Degna di nota è la specifica degli autori: “Nessuno zabaione o pan di zenzero è stato consumato prima delle scansioni”, a specificare che sono stati attenti a non influenzare in nessun modo il giudizio dei partecipanti. E a supporto dei toni leggeri ed allegri dell’argomento.
Quali sono stati i risultati?
E’ stata osservata una rete cerebrale natalizia (un aumento significativo del flusso sanguigno in più regioni del cervello) comprendente diverse aree corticali, inclusi i lobuli parietali, la corteccia premotoria e la corteccia somatosensoriale. L’attivazione in queste aree sembrerebbe confermare l’ipotesi iniziale degli autori: le immagini a tema natalizio avrebbero stimolato i centri legati allo spirito natalizio. Più in generale tali zone di attivazione svolgono un ruolo determinante:
1) nell’autotrascendenza, ovvero nel tratto di personalità relativo alla predisposizione alla spiritualità e alla capacità di andare oltre il proprio Io, e
2) nell’elaborazione emotiva propria ed in risposta alle emozioni degli altri.
In altre parole, queste aree corticali potrebbero costituire il correlato neuronale dello spirito natalizio nel cervello umano.
Davvero possiamo affermare questo con assoluta certezza?
Naturalmente no, non è possibile. Lo studio ha dei limiti: a partire dal campione di soggetti che è troppo piccolo (20 partecipanti in totale), ai risultati troppo generici, fino ai difetti insiti nel disegno stesso dello studio e che possono aver portato ad ottenere falsi positivi. Gli autori sono ben consapevoli di questo e lo esplicitano in modo trasparente.
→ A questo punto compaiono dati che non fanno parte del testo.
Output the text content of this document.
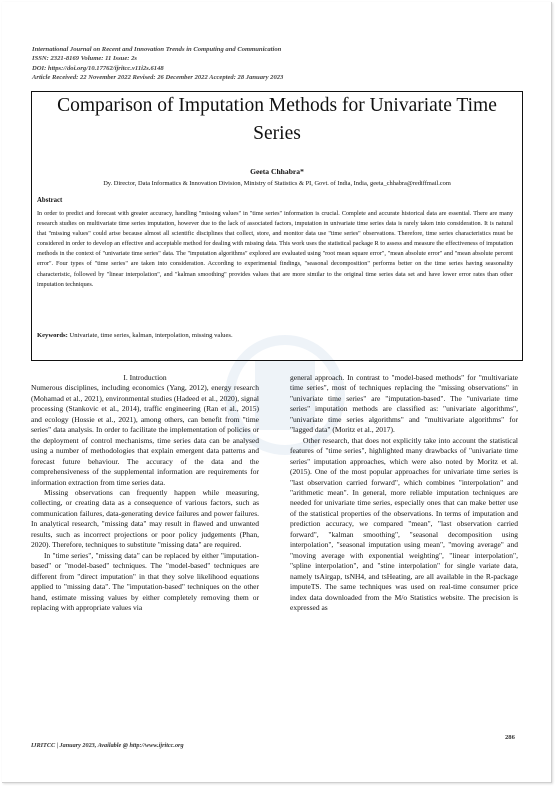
International Journal on Recent and Innovation Trends in Computing and Communication
ISSN: 2321-8169 Volume: 11 Issue: 2s
DOI: https://doi.org/10.17762/ijritcc.v11i2s.6148
Article Received: 22 November 2022 Revised: 26 December 2022 Accepted: 28 January 2023
Comparison of Imputation Methods for Univariate Time Series
Geeta Chhabra*
Dy. Director, Data Informatics & Innovation Division, Ministry of Statistics & PI, Govt. of India, India, geeta_chhabra@rediffmail.com
Abstract
In order to predict and forecast with greater accuracy, handling "missing values" in "time series" information is crucial. Complete and accurate historical data are essential. There are many research studies on multivariate time series imputation, however due to the lack of associated factors, imputation in univariate time series data is rarely taken into consideration. It is natural that "missing values" could arise because almost all scientific disciplines that collect, store, and monitor data use "time series" observations. Therefore, time series characteristics must be considered in order to develop an effective and acceptable method for dealing with missing data. This work uses the statistical package R to assess and measure the effectiveness of imputation methods in the context of "univariate time series" data. The "imputation algorithms" explored are evaluated using "root mean square error", "mean absolute error" and "mean absolute percent error". Four types of "time series" are taken into consideration. According to experimental findings, "seasonal decomposition" performs better on the time series having seasonality characteristic, followed by "linear interpolation", and "kalman smoothing" provides values that are more similar to the original time series data set and have lower error rates than other imputation techniques.
Keywords: Univariate, time series, kalman, interpolation, missing values.
I. Introduction

Numerous disciplines, including economics (Yang, 2012), energy research (Mohamad et al., 2021), environmental studies (Hadeed et al., 2020), signal processing (Stankovic et al., 2014), traffic engineering (Ran et al., 2015) and ecology (Hossie et al., 2021), among others, can benefit from "time series" data analysis. In order to facilitate the implementation of policies or the deployment of control mechanisms, time series data can be analysed using a number of methodologies that explain emergent data patterns and forecast future behaviour. The accuracy of the data and the comprehensiveness of the supplemental information are requirements for information extraction from time series data.

Missing observations can frequently happen while measuring, collecting, or creating data as a consequence of various factors, such as communication failures, data-generating device failures and power failures. In analytical research, "missing data" may result in flawed and unwanted results, such as incorrect projections or poor policy judgements (Phan, 2020). Therefore, techniques to substitute "missing data" are required.

In "time series", "missing data" can be replaced by either "imputation-based" or "model-based" techniques. The "model-based" techniques are different from "direct imputation" in that they solve likelihood equations applied to "missing data". The "imputation-based" techniques on the other hand, estimate missing values by either completely removing them or replacing with appropriate values via

general approach. In contrast to "model-based methods" for "multivariate time series", most of techniques replacing the "missing observations" in "univariate time series" are "imputation-based". The "univariate time series" imputation methods are classified as: "univariate algorithms", "univariate time series algorithms" and "multivariate algorithms" for "lagged data" (Moritz et al., 2017).

Other research, that does not explicitly take into account the statistical features of "time series", highlighted many drawbacks of "univariate time series" imputation approaches, which were also noted by Moritz et al. (2015). One of the most popular approaches for univariate time series is "last observation carried forward", which combines "interpolation" and "arithmetic mean". In general, more reliable imputation techniques are needed for univariate time series, especially ones that can make better use of the statistical properties of the observations. In terms of imputation and prediction accuracy, we compared "mean", "last observation carried forward", "kalman smoothing", "seasonal decomposition using interpolation", "seasonal imputation using mean", "moving average" and "moving average with exponential weighting", "linear interpolation", "spline interpolation", and "stine interpolation" for single variate data, namely tsAirgap, tsNH4, and tsHeating, are all available in the R-package imputeTS. The same techniques was used on real-time consumer price index data downloaded from the M/o Statistics website. The precision is expressed as

286
IJRITCC | January 2023, Available @ http://www.ijritcc.org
Ma possiamo trarre comunque conclusioni interessanti da questo studio, che va ad aggiungersi al crescente numero di modi in cui i ricercatori stanno cercando di comprendere meglio il nostro cervello e come noi rispondiamo al mondo che ci circonda.
Per esempio possiamo dire che è bello affidarsi a tecnologie avanzate (come la fMRI) per esplorare la complessità del nostro cervello, ma che qualsiasi esperimento, perché sia valido, deve fondarsi su rigide e ben strutturate ipotesi, progettazione e interpretazione.
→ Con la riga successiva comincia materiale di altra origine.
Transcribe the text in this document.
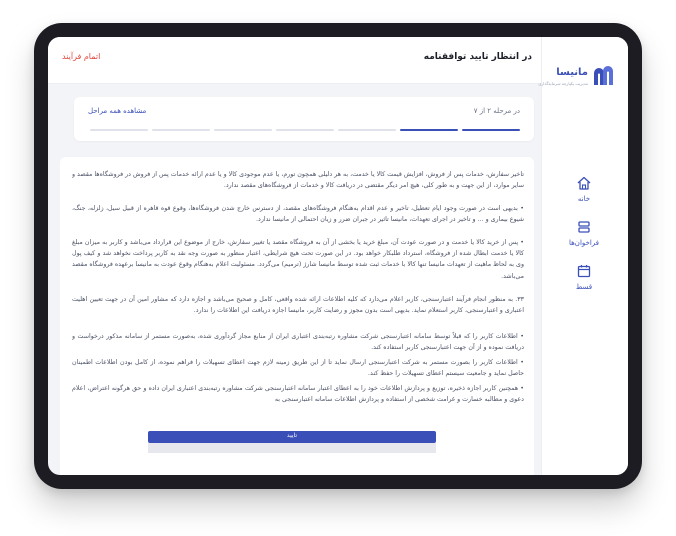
در انتظار تایید توافقنامه
اتمام فرآیند
مانیسا
مدیریت یکپارچه سرمایه‌گذاری
خانه
فراخوان‌ها
قسط
در مرحله ۲ از ۷
مشاهده همه مراحل
تاخیر سفارش، خدمات پس از فروش، افزایش قیمت کالا یا خدمت، به هر دلیلی همچون تورم، یا عدم موجودی کالا و یا عدم ارائه خدمات پس از فروش در فروشگاه‌ها مقصد و سایر موارد، از این جهت و به طور کلی، هیچ امر دیگر مقتضی در دریافت کالا و خدمات از فروشگاه‌های مقصد ندارد.
• بدیهی است در صورت وجود ایام تعطیل، تاخیر و عدم اقدام به‌هنگام فروشگاه‌های مقصد، از دسترس خارج شدن فروشگاه‌ها، وقوع قوه قاهره از قبیل سیل، زلزله، جنگ، شیوع بیماری و ... و تاخیر در اجرای تعهدات، مانیسا تاثیر در جبران ضرر و زیان احتمالی از مانیسا ندارد.
• پس از خرید کالا یا خدمت و در صورت عودت آن، مبلغ خرید یا بخشی از آن به فروشگاه مقصد یا تغییر سفارش، خارج از موضوع این قرارداد می‌باشد و کاربر به میزان مبلغ کالا یا خدمت ابطال شده از فروشگاه، استرداد طلبکار خواهد بود. در این صورت تحت هیچ شرایطی، اعتبار منظور به صورت وجه نقد به کاربر پرداخت نخواهد شد و کیف پول وی به لحاظ ماهیت از تعهدات مانیسا تنها کالا با خدمات ثبت شده توسط مانیسا شارژ (ترمیم) می‌گردد. مسئولیت اعلام به‌هنگام وقوع عودت به مانیسا برعهده فروشگاه مقصد می‌باشد.
۳۳. به منظور انجام فرآیند اعتبارسنجی، کاربر اعلام می‌دارد که کلیه اطلاعات ارائه شده واقعی، کامل و صحیح می‌باشد و اجازه دارد که مشاور امین آن در جهت تعیین اهلیت اعتباری و اعتبارسنجی، کاربر استعلام نماید. بدیهی است بدون مجوز و رضایت کاربر، مانیسا اجازه دریافت این اطلاعات را ندارد.
• اطلاعات کاربر را که قبلاً توسط سامانه اعتبارسنجی شرکت مشاوره رتبه‌بندی اعتباری ایران از منابع مجاز گردآوری شده، به‌صورت مستمر از سامانه مذکور درخواست و دریافت نموده و از آن جهت اعتبارسنجی کاربر استفاده کند.
• اطلاعات کاربر را بصورت مستمر به شرکت اعتبارسنجی ارسال نماید تا از این طریق زمینه لازم جهت اعطای تسهیلات را فراهم نموده، از کامل بودن اطلاعات اطمینان حاصل نماید و جامعیت سیستم اعطای تسهیلات را حفظ کند.
• همچنین کاربر اجازه ذخیره، توزیع و پردازش اطلاعات خود را به اعطای اعتبار سامانه اعتبارسنجی شرکت مشاوره رتبه‌بندی اعتباری ایران داده و حق هرگونه اعتراض، اعلام دعوی و مطالبه خسارت و غرامت شخصی از استفاده و پردازش اطلاعات سامانه اعتبارسنجی به
تایید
E forse possiamo anche aggiungere che enfatizzare eccessivamente l’importanza dell’attività cerebrale localizzata non è sufficiente alla comprensione della complessità delle emozioni che abitano il cervello (e l’animo) umano. Soprattutto a Natale.
Forse le scoperte emerse in questo studio non hanno suscitato grandi entusiasmi all’interno della comunità scientifica, ma è bellissimo leggere lo stato d’animo di divertimento con cui gli autori hanno provato a spiegare come mai alcuni di noi vivono il Natale con un coinvolgimento così “luccicante”. E questo loro divertimento, in linea con l’argomento stesso, risplende in tutto l’articolo che chiudono affermando scherzosamente: “We are currently preparing a patent application on a Santa’s hat that you can buy for family members with symptoms. When they start grumbling at Christmas dinner, with the touch of a button you can give them electric stimulation right in the Christmas spirit centres”.
Che tradotto fa più o meno così: “Attualmente stiamo preparando una domanda di brevetto su un cappello di Babbo Natale che puoi acquistare per i familiari con sintomi. Quando iniziano a brontolare durante la cena di Natale, con il semplice tocco di un pulsante, puoi dare loro una stimolazione elettrica proprio nei centri dello spirito natalizio.”
Con questo chiudo, con, spero, qualche risposta (incerta) in più.
Con l’augurio che in ogni caso ognuno di noi non smetta mai di cercare risposte e, ancor di più, di farsi domande.